Choi and her family immigrated to the United States from Korea when she was 14. Learning English and overcoming the cultural gap was a defining struggle, but it is her close relationship with her transgender brother that shaped Choi’s academic career.
“My then-sister came out as transgender in February 2012,” she says, “and my conservative Korean parents did not react quite well at first.” Choi acted as a mediator between her brother and parents.
This experience inspired her to pursue a degree in international relations and Arabic with a focus on LGBT advocacy in the Middle East.
“My brother’s bravery and endurance to embrace his authentic self inspired me to be someone patient and tolerant,” says Choi.

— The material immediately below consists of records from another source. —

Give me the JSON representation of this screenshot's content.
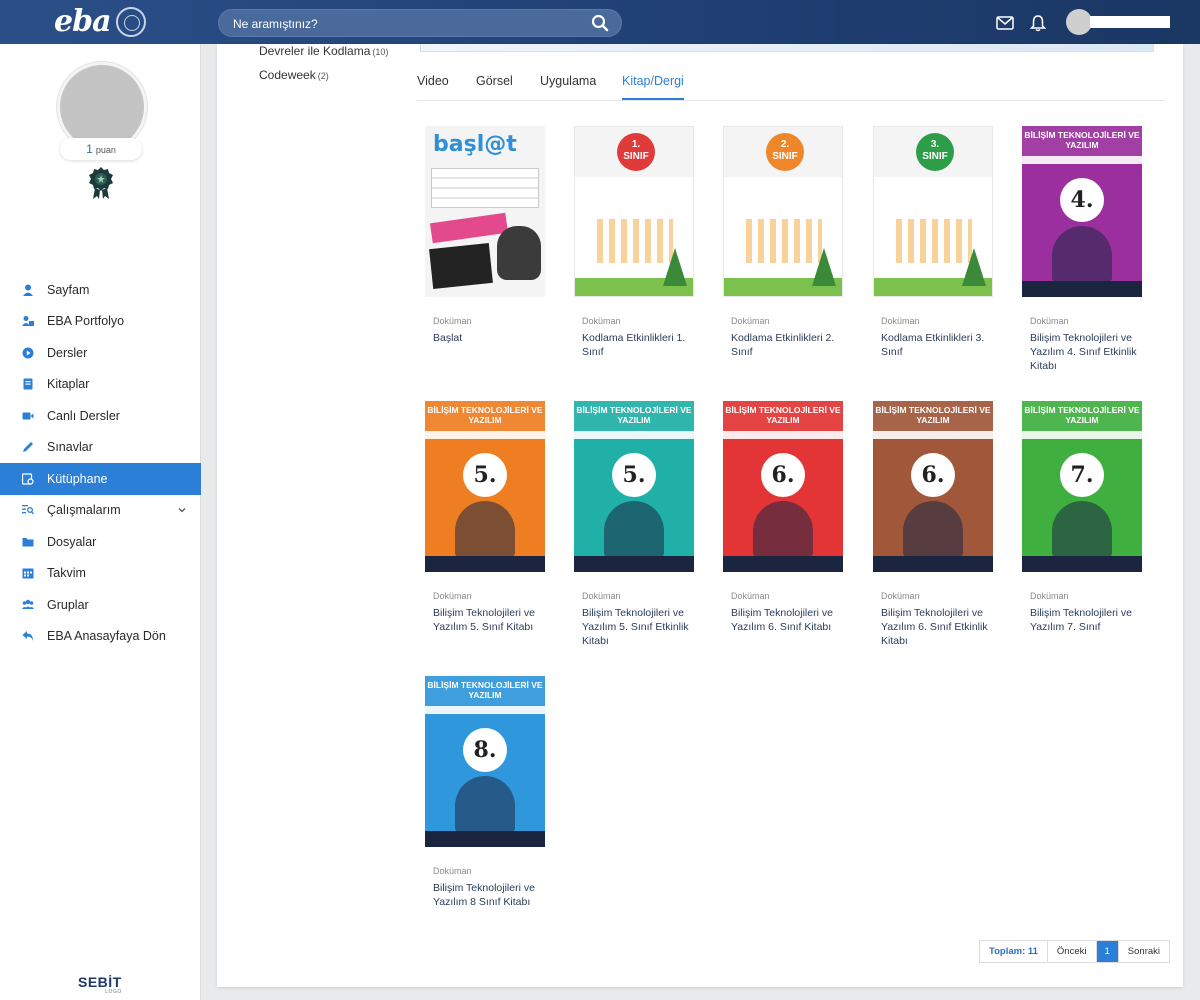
{
  "header": {
    "logo": "eba",
    "search_placeholder": "Ne aramıştınız?"
  },
  "profile": {
    "points_value": "1",
    "points_label": "puan"
  },
  "sidebar": {
    "items": [
      {
        "label": "Sayfam",
        "icon": "user-icon"
      },
      {
        "label": "EBA Portfolyo",
        "icon": "portfolio-icon"
      },
      {
        "label": "Dersler",
        "icon": "play-circle-icon"
      },
      {
        "label": "Kitaplar",
        "icon": "book-icon"
      },
      {
        "label": "Canlı Dersler",
        "icon": "video-camera-icon"
      },
      {
        "label": "Sınavlar",
        "icon": "pencil-icon"
      },
      {
        "label": "Kütüphane",
        "icon": "library-icon",
        "active": true
      },
      {
        "label": "Çalışmalarım",
        "icon": "list-search-icon",
        "expandable": true
      },
      {
        "label": "Dosyalar",
        "icon": "folder-icon"
      },
      {
        "label": "Takvim",
        "icon": "calendar-icon"
      },
      {
        "label": "Gruplar",
        "icon": "group-icon"
      },
      {
        "label": "EBA Anasayfaya Dön",
        "icon": "back-arrow-icon"
      }
    ],
    "footer_brand": "SEBİT",
    "footer_sub": "LOGO"
  },
  "categories": [
    {
      "label": "Devreler ile Kodlama",
      "count": "(10)"
    },
    {
      "label": "Codeweek",
      "count": "(2)"
    }
  ],
  "tabs": [
    {
      "label": "Video"
    },
    {
      "label": "Görsel"
    },
    {
      "label": "Uygulama"
    },
    {
      "label": "Kitap/Dergi",
      "active": true
    }
  ],
  "cards": [
    {
      "type": "Doküman",
      "title": "Başlat",
      "cover": "baslat",
      "color": "#f2f2f2"
    },
    {
      "type": "Doküman",
      "title": "Kodlama Etkinlikleri 1. Sınıf",
      "cover": "kodlama",
      "num": "1.\nSINIF",
      "color": "#e03a3a"
    },
    {
      "type": "Doküman",
      "title": "Kodlama Etkinlikleri 2. Sınıf",
      "cover": "kodlama",
      "num": "2.\nSINIF",
      "color": "#f0862a"
    },
    {
      "type": "Doküman",
      "title": "Kodlama Etkinlikleri 3. Sınıf",
      "cover": "kodlama",
      "num": "3.\nSINIF",
      "color": "#2e9d4a"
    },
    {
      "type": "Doküman",
      "title": "Bilişim Teknolojileri ve Yazılım 4. Sınıf Etkinlik Kitabı",
      "cover": "bty",
      "num": "4.",
      "color": "#9b2f9e",
      "cover_title": "BİLİŞİM TEKNOLOJİLERİ VE YAZILIM"
    },
    {
      "type": "Doküman",
      "title": "Bilişim Teknolojileri ve Yazılım 5. Sınıf Kitabı",
      "cover": "bty",
      "num": "5.",
      "color": "#ef7e22",
      "cover_title": "BİLİŞİM TEKNOLOJİLERİ VE YAZILIM"
    },
    {
      "type": "Doküman",
      "title": "Bilişim Teknolojileri ve Yazılım 5. Sınıf Etkinlik Kitabı",
      "cover": "bty",
      "num": "5.",
      "color": "#20b0a8",
      "cover_title": "BİLİŞİM TEKNOLOJİLERİ VE YAZILIM"
    },
    {
      "type": "Doküman",
      "title": "Bilişim Teknolojileri ve Yazılım 6. Sınıf Kitabı",
      "cover": "bty",
      "num": "6.",
      "color": "#e33535",
      "cover_title": "BİLİŞİM TEKNOLOJİLERİ VE YAZILIM"
    },
    {
      "type": "Doküman",
      "title": "Bilişim Teknolojileri ve Yazılım 6. Sınıf Etkinlik Kitabı",
      "cover": "bty",
      "num": "6.",
      "color": "#a0573a",
      "cover_title": "BİLİŞİM TEKNOLOJİLERİ VE YAZILIM"
    },
    {
      "type": "Doküman",
      "title": "Bilişim Teknolojileri ve Yazılım 7. Sınıf",
      "cover": "bty",
      "num": "7.",
      "color": "#3fb03f",
      "cover_title": "BİLİŞİM TEKNOLOJİLERİ VE YAZILIM"
    },
    {
      "type": "Doküman",
      "title": "Bilişim Teknolojileri ve Yazılım 8 Sınıf Kitabı",
      "cover": "bty",
      "num": "8.",
      "color": "#2f97dc",
      "cover_title": "BİLİŞİM TEKNOLOJİLERİ VE YAZILIM"
    }
  ],
  "pagination": {
    "total": "Toplam: 11",
    "prev": "Önceki",
    "current": "1",
    "next": "Sonraki"
  },
  "colors": {
    "header": "#1f3f73",
    "accent": "#2b7fd6"
  }
}
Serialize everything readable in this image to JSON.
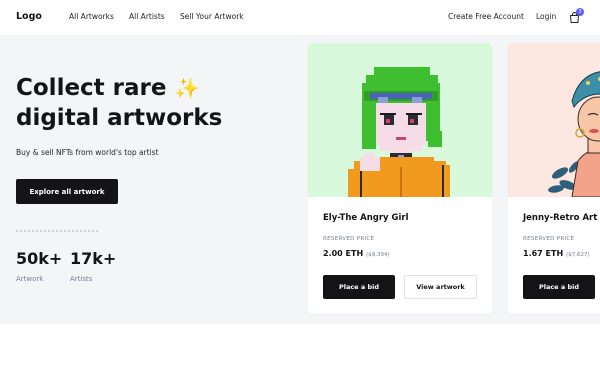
{
  "nav": {
    "logo": "Logo",
    "links": [
      "All Artworks",
      "All Artists",
      "Sell Your Artwork"
    ],
    "create_account": "Create Free Account",
    "login": "Login",
    "cart_icon": "shopping-bag-icon",
    "cart_count": "3",
    "accent": "#5b5ff5"
  },
  "hero": {
    "title_line1": "Collect rare",
    "sparkle": "✨",
    "title_line2": "digital artworks",
    "subtitle": "Buy & sell NFTs from world's top artist",
    "cta": "Explore all artwork",
    "stats": [
      {
        "value": "50k+",
        "label": "Artwork"
      },
      {
        "value": "17k+",
        "label": "Artists"
      }
    ]
  },
  "cards": [
    {
      "title": "Ely-The Angry Girl",
      "price_label": "RESERVED PRICE",
      "price": "2.00 ETH",
      "usd": "($9,394)",
      "bid_label": "Place a bid",
      "view_label": "View artwork",
      "bg": "#d9f9dd"
    },
    {
      "title": "Jenny-Retro Art",
      "price_label": "RESERVED PRICE",
      "price": "1.67 ETH",
      "usd": "($7,627)",
      "bid_label": "Place a bid",
      "bg": "#fde8e1"
    }
  ]
}
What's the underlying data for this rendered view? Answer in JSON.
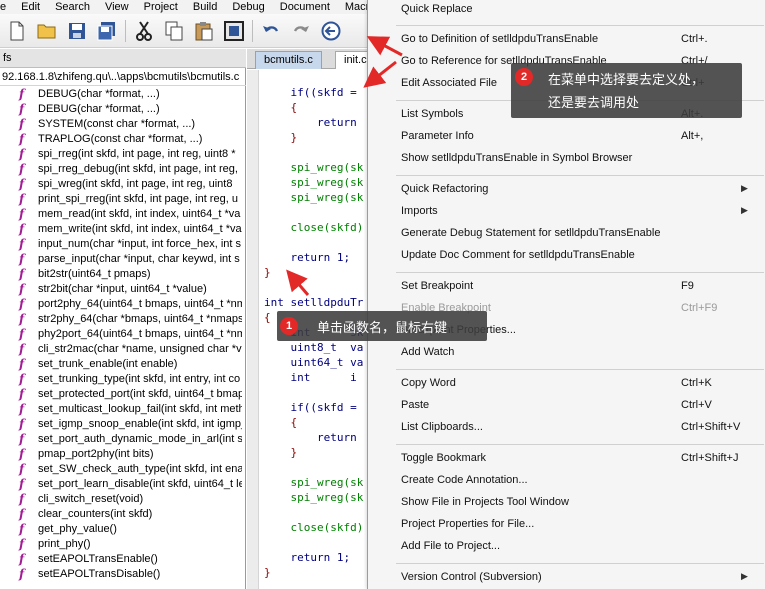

The Terry Scholarship provides students freedom from unnecessary loan debt, which allows Scholars the opportunity to pursue their individual dreams. For Ashley, it was working at the International Gay and Lesbian Human Rights Commission as an advocacy intern in New York and attending the U.S. Mission to the United Nations to work with a group focusing on LGBT human rights.
“Every Terry Scholar has a great story to tell and life-changing advice to share,” says Choi, who serves as vice president of the university’s Terry Student Association, helping to organize events that connect Terry Scholars with each other and with Austin through service projects.
This welcoming community of scholars is an important benefit of the scholarship. It helps students develop leadership skills and a support network. “I am truly grateful for all the meaningful friendships I have made with my fellow Terry Scholars, some of whom I am incredibly privileged to call my lifelong friends.”
Explore the World
|30 students per year
|$4,000 upon admission
|Incoming freshman with high merit and financial need
“I never would have thought studying abroad was an option for me. Now, I’m inspired to do even more traveling.” —Jared Stewart, Hutchison Scholar
The Hutchison Scholarship opens the doors of international study to students who never would have considered it.
“We found that waiting for first-generation college students to apply for study abroad wasn’t working,” says Margret Storm McCullers, coordinator of the Hutchison Scholars Program in the UT International Office. “There were institutional barriers keeping them out.”
Unlike most scholarships, the Hutchison Scholarship has no application. The program offers a one-time award of $4,000 upon admission to approximately 30 outstanding first-generation college freshman as an invitation to study abroad. McCullers says, this proactive method “is reaching an audience that would not likely consider studying abroad.”
As a first-generation college student, Jared Stewart, mathematics junior, says trying to live up to the expectations of his very proud family was a challenge.
“They looked at me as the smartest and thought I did not need much advice going in,” says Stewart. “But in reality I actually needed more guidance than I thought I did.”
Like many of these scholarships, the success of the Hutchison is about more than just money. Scholars have advising sessions to help them navigate academic credit concerns and the logistics of studying abroad.
“Growing up I never had the opportunity to travel, let alone even fly on an airplane,” Stewart says. “So this actually opened the door for me to be able to do those things.”
Stewart used his scholarship to study in Cape Town, South Africa, the summer after his freshman year. Using the skills he learned from the Hutchison program, he sought out another scholarship to fund a second trip to Beijing. “I never would have thought studying abroad was an option for me. Now, I’m inspired to do even more traveling,” he says.